A comics fan since childhood, Foster, who recently retired from Naugatuck Valley Community College, has known many of the DiasporaCon participants for decades. For instance, he says, “I met Joe Young back when he was doing the world’s biggest comic strip,” a 1999 project that yielded an 8-by-300-foot comic.
“And this is the answer to the question everybody might be asking,” Foster says: “Can white people come? Please y’all! This is not 1949!”
Don C. Sawyer III, Quinnipiac’s vice president for equity, inclusion and leadership development, says hosting DiasporaCon is the result of the university “connecting with different people in the community, building relationships. This is the important stuff, where you show action, show that the university is open to all.”
- DiasporaCon begins at noon with introductory speeches. At 12:15 pm Reggie Augustine speaks about his own “Self-Published Comic Journey, from Circumstance to Fruition” as the publisher of Elm City Comics and the creator of the New Haven-set comic “Aphro Physt Vs.

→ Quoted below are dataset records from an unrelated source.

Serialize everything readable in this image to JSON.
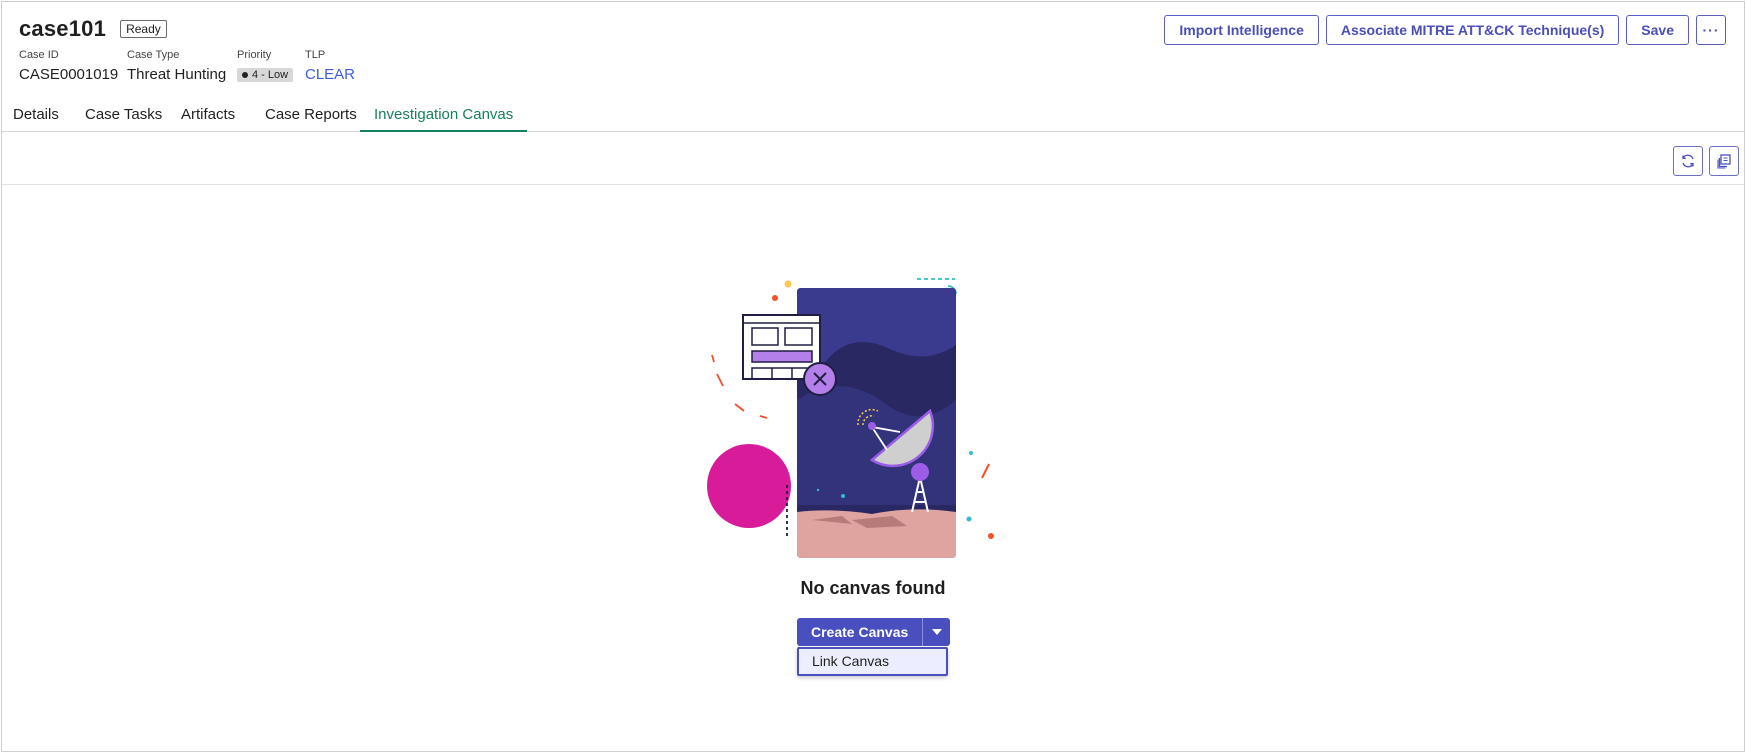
{
  "header": {
    "title": "case101",
    "state": "Ready",
    "case_id_label": "Case ID",
    "case_id": "CASE0001019",
    "case_type_label": "Case Type",
    "case_type": "Threat Hunting",
    "priority_label": "Priority",
    "priority": "4 - Low",
    "tlp_label": "TLP",
    "tlp": "CLEAR"
  },
  "actions": {
    "import": "Import Intelligence",
    "associate": "Associate MITRE ATT&CK Technique(s)",
    "save": "Save",
    "more": "···"
  },
  "tabs": [
    {
      "label": "Details"
    },
    {
      "label": "Case Tasks"
    },
    {
      "label": "Artifacts"
    },
    {
      "label": "Case Reports"
    },
    {
      "label": "Investigation Canvas"
    }
  ],
  "toolbar": {
    "refresh_icon": "refresh-icon",
    "copy_icon": "copy-icon"
  },
  "empty_state": {
    "title": "No canvas found",
    "create_label": "Create Canvas",
    "menu": [
      {
        "label": "Link Canvas"
      }
    ]
  },
  "colors": {
    "accent": "#4a4fc0",
    "active_tab": "#17805c",
    "link": "#3d5bd9"
  }
}
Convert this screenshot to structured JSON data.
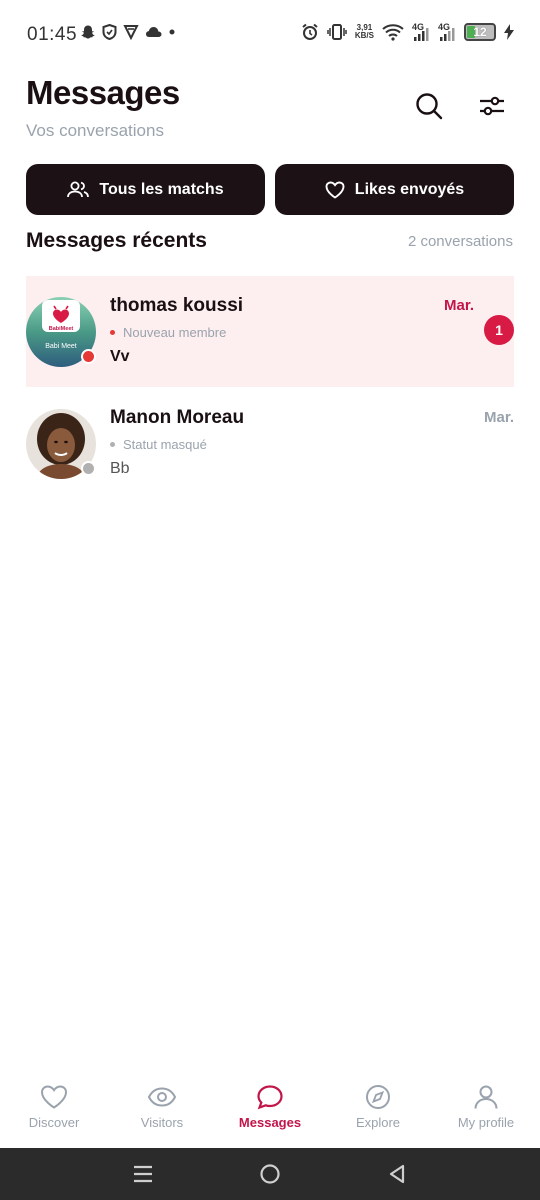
{
  "status_bar": {
    "time": "01:45",
    "speed_value": "3,91",
    "speed_unit": "KB/S",
    "network_1": "4G",
    "network_2": "4G",
    "battery": "12"
  },
  "header": {
    "title": "Messages",
    "subtitle": "Vos conversations",
    "search_icon": "search-icon",
    "filter_icon": "sliders-icon"
  },
  "actions": {
    "matches_label": "Tous les matchs",
    "likes_label": "Likes envoyés"
  },
  "section": {
    "title": "Messages récents",
    "count": "2 conversations"
  },
  "conversations": [
    {
      "name": "thomas koussi",
      "status": "Nouveau membre",
      "preview": "Vv",
      "date": "Mar.",
      "unread": "1",
      "avatar_caption": "Babi Meet",
      "avatar_logo_text": "BabiMeet",
      "presence_color": "#e53935",
      "highlighted": true
    },
    {
      "name": "Manon Moreau",
      "status": "Statut masqué",
      "preview": "Bb",
      "date": "Mar.",
      "presence_color": "#b0b0b0",
      "highlighted": false
    }
  ],
  "bottom_nav": [
    {
      "label": "Discover",
      "icon": "heart-icon",
      "active": false
    },
    {
      "label": "Visitors",
      "icon": "eye-icon",
      "active": false
    },
    {
      "label": "Messages",
      "icon": "chat-bubble-icon",
      "active": true
    },
    {
      "label": "Explore",
      "icon": "compass-icon",
      "active": false
    },
    {
      "label": "My profile",
      "icon": "user-icon",
      "active": false
    }
  ],
  "colors": {
    "accent": "#c2164a",
    "dark": "#1c1115",
    "muted": "#9aa3ad",
    "highlight_bg": "#fdeef0",
    "badge": "#d81b45"
  }
}
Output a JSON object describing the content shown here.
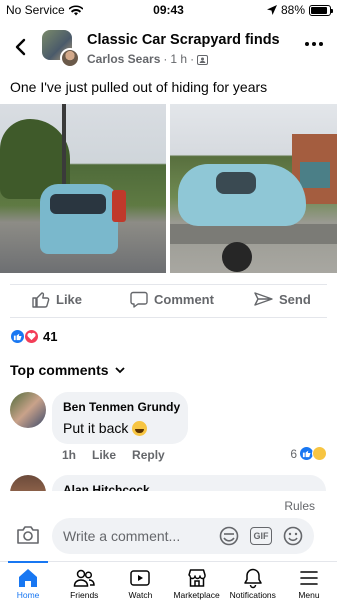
{
  "status_bar": {
    "carrier": "No Service",
    "time": "09:43",
    "battery": "88%",
    "battery_level": 0.88
  },
  "header": {
    "group_name": "Classic Car Scrapyard finds",
    "author": "Carlos Sears",
    "time_ago": "1 h"
  },
  "post": {
    "text": "One I've just pulled out of hiding for years"
  },
  "actions": {
    "like": "Like",
    "comment": "Comment",
    "share": "Send"
  },
  "reactions": {
    "count": "41"
  },
  "comments_header": "Top comments",
  "comments": [
    {
      "name": "Ben Tenmen Grundy",
      "text": "Put it back",
      "time": "1h",
      "like": "Like",
      "reply": "Reply",
      "reaction_count": "6"
    },
    {
      "name": "Alan Hitchcock"
    }
  ],
  "composer": {
    "rules": "Rules",
    "placeholder": "Write a comment...",
    "gif": "GIF"
  },
  "tabs": [
    {
      "label": "Home",
      "icon": "home-icon",
      "active": true
    },
    {
      "label": "Friends",
      "icon": "friends-icon"
    },
    {
      "label": "Watch",
      "icon": "watch-icon"
    },
    {
      "label": "Marketplace",
      "icon": "marketplace-icon"
    },
    {
      "label": "Notifications",
      "icon": "bell-icon"
    },
    {
      "label": "Menu",
      "icon": "menu-icon"
    }
  ],
  "colors": {
    "accent": "#1877f2",
    "love": "#f33e58",
    "secondary_text": "#65676b",
    "bubble": "#f0f2f5"
  }
}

Protector Force.”
- At 1 pm animator Joe Young teaches discusses “Opportunities on Expanding the Brand.”
- At 2:15 pm it’s Milford-based artist/publisher TC Ford of Obsidian Matador Studios with an address on “Surviving the Comic Industry.
- At 3:30 pm, illustrator Raheem Nelson talks about “Understanding and Creating NFTs,” since non-fungible tokens are rapidly becoming a critical source of income for artists.
- The main event, at 4:45 pm, is a panel discussion on “Black Images of Comic & Graphic Novel Characters in Film,” moderated by Foster and featuring White, whose upcoming films include “The Outlaw Johnny Black” and “HeadShop”; and John Jennings, whose recent comics artwork includes the graphic novel adaptation of Octavia E. Butler’s “Parable of the Sower.”
DiasporaCon happens April 23 from noon to 6 pm at the Center for Medicine, Nursing and Health Sciences on the North Haven campus of Quinnipiac University, 370 Bassett Road, North Haven. Admission is $20. Vendor tables are available for $75. Register at eventbrite.com. Tickets can be purchased at the door.